Tiv looked into his eyes and bit her lip. These were the eyes of a man who knew those children, who’d seen them playing in the creepy surreal streets and fighting over scraps, who remembered their faces and names. Who’d been trying to help them when he could, and who’d been powerless to save them. It wasn’t the first time she’d seen eyes like that.
“I’m so sorry,” she said.
Qun held her gaze. “There’s word that a crackdown’s going to start on the use of heretical abilities to grow food. As if they weren’t being harsh enough about that already. I know how to keep those things private, but so many of the young people here don’t. My own daughter has a talent for growing plants we can eat, and so many like her are tired of hiding what they do to survive. We need weapons, Leader. What else is your endgame if it isn’t a fight? You’re helping us survive, but it won’t be enough in the end. Not unless we can fight back.”

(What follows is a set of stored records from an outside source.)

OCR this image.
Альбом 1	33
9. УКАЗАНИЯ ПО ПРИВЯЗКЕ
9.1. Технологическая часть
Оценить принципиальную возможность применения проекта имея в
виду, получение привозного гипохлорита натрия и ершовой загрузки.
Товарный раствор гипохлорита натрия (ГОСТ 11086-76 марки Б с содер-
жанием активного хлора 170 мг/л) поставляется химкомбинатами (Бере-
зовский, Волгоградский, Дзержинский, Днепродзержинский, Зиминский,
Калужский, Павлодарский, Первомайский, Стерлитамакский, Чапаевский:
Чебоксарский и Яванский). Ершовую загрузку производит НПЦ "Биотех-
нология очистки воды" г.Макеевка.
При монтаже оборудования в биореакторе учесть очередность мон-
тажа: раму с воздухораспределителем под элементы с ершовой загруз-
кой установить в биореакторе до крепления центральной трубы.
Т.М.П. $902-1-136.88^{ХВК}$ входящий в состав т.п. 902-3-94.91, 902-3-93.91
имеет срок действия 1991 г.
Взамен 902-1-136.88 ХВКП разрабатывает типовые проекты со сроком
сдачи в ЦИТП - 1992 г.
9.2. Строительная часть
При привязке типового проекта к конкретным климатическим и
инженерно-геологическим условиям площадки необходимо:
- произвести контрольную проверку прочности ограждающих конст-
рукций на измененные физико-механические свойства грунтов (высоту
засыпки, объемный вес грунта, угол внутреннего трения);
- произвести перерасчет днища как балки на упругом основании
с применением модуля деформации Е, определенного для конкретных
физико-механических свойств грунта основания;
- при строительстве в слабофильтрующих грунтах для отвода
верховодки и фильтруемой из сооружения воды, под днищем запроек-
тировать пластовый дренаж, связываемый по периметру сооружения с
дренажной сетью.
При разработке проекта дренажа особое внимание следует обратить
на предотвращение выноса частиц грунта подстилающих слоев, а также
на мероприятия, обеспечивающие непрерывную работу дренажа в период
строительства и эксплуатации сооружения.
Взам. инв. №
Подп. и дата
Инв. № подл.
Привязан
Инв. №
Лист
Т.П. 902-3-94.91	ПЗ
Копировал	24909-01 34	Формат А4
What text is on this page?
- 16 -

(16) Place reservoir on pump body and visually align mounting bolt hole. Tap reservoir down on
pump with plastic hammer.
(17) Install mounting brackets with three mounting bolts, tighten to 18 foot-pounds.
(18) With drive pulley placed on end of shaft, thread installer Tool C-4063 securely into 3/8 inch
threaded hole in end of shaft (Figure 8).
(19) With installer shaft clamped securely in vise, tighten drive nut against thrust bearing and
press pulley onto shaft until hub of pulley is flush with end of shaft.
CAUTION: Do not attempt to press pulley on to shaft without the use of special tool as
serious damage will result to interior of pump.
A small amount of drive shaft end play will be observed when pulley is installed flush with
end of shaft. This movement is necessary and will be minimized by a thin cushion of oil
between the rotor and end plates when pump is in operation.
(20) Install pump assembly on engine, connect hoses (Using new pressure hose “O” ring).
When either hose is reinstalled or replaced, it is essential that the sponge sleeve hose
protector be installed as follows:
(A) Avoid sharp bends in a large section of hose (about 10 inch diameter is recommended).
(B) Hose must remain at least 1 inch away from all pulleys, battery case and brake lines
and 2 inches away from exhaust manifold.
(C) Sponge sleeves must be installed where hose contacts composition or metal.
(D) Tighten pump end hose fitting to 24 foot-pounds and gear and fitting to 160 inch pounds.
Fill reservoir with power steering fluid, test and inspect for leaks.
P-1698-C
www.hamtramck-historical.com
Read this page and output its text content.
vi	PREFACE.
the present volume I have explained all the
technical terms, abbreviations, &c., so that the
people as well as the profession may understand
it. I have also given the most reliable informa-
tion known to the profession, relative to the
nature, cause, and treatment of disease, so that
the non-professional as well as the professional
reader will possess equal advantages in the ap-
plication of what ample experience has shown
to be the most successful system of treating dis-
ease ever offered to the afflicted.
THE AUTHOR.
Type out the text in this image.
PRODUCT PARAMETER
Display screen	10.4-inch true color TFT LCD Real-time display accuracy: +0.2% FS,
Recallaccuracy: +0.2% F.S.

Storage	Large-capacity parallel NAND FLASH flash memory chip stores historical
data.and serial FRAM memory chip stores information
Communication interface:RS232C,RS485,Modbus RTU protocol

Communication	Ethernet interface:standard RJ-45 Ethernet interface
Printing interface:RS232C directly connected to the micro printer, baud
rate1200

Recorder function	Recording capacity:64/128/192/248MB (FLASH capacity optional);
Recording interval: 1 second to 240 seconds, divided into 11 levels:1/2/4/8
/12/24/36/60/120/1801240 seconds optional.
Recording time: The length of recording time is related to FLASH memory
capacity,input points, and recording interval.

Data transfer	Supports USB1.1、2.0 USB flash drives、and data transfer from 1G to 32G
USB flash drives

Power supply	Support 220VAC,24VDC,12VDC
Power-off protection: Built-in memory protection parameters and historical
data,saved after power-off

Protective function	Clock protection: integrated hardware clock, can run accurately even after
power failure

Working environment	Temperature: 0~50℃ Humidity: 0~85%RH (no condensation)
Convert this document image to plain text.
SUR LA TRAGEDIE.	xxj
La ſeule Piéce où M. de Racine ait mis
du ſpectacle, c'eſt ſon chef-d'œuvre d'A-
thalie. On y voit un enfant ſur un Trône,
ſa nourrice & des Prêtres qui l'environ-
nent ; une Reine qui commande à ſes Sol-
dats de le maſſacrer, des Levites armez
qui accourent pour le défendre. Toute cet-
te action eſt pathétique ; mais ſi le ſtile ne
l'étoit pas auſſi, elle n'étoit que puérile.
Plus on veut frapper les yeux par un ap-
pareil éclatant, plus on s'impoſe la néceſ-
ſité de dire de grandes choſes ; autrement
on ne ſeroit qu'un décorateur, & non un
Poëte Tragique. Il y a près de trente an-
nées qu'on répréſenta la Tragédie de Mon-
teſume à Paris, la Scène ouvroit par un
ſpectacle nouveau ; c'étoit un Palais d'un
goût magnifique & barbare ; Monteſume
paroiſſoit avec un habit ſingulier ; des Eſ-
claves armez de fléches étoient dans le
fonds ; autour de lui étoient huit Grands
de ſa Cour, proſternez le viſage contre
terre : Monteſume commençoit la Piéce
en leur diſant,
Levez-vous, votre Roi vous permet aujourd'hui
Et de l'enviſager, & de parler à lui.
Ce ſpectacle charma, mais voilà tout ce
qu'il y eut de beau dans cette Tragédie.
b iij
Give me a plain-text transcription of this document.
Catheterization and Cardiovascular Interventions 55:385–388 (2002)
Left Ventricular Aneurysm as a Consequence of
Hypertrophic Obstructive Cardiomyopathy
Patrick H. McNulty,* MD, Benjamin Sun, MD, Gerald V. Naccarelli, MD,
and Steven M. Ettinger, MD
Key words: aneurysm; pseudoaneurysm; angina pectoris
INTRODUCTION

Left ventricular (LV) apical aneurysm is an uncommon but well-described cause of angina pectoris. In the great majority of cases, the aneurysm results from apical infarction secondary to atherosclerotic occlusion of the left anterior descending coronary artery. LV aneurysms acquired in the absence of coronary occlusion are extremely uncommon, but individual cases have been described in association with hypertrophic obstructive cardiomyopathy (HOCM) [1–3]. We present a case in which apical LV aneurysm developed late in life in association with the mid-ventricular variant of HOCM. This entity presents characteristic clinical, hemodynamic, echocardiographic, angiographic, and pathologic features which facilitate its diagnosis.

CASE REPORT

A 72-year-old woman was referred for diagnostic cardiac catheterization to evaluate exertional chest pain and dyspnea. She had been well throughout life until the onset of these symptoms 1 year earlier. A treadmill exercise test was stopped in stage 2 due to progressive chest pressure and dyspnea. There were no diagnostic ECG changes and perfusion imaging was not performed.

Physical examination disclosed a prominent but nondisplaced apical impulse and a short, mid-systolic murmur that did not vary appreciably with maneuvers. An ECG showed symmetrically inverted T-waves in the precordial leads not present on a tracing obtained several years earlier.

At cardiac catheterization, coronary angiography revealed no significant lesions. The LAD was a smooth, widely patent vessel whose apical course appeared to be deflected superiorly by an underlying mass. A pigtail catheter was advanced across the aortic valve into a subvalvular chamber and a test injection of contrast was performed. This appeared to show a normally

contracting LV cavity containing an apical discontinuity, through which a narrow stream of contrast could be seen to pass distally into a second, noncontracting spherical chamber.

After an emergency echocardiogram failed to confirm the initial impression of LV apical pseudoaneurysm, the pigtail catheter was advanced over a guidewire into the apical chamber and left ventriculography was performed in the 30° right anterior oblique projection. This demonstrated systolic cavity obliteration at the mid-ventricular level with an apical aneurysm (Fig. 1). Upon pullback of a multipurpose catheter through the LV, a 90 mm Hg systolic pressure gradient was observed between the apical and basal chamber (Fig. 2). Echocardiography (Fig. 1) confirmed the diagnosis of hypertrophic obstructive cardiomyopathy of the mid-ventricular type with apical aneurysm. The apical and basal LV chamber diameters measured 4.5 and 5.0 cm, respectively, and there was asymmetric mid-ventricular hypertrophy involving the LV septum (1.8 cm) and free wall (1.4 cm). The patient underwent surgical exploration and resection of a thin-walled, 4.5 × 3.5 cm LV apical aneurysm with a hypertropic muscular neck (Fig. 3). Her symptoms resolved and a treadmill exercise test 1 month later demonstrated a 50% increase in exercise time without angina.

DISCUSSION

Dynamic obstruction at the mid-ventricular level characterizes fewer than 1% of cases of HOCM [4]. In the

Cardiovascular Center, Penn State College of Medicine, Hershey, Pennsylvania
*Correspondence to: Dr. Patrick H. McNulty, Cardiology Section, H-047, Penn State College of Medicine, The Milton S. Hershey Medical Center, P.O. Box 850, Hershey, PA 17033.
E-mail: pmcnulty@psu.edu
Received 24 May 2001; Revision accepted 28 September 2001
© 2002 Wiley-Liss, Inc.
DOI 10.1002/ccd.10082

Tiv looked down, gently tugging her hand out of his grasp. “It’s not that simple, Mr Qun. Even if my team was in favor of violent rebellion, we don’t have any weapons that would stand a chance against an organized force of angels. Nothing we own now would do that, nothing we know how to make or steal, not even our powers.”
“I don’t believe that,” Qun insisted. “Ask your team, Leader. That’s all I’m demanding of you. Ask Savior.”
“Savior’s–” Tiv started, and then she bit down the words. Savior’s not a magic-dispensing machine.
Once, Yasira had radically altered the very structure of the Chaos Zone. It had been even worse before. People like Qun, for the most part, were only alive because of what Yasira had done. If they saw the toll it had taken on her, they wouldn’t have been so quick to demand it again.
But they hadn’t, and they were, and there was nothing Tiv could do about that.
“I’ll mention it,” she said.
There were six cities on Tiv’s itinerary for today, scattered across the vastness of the Chaos Zone.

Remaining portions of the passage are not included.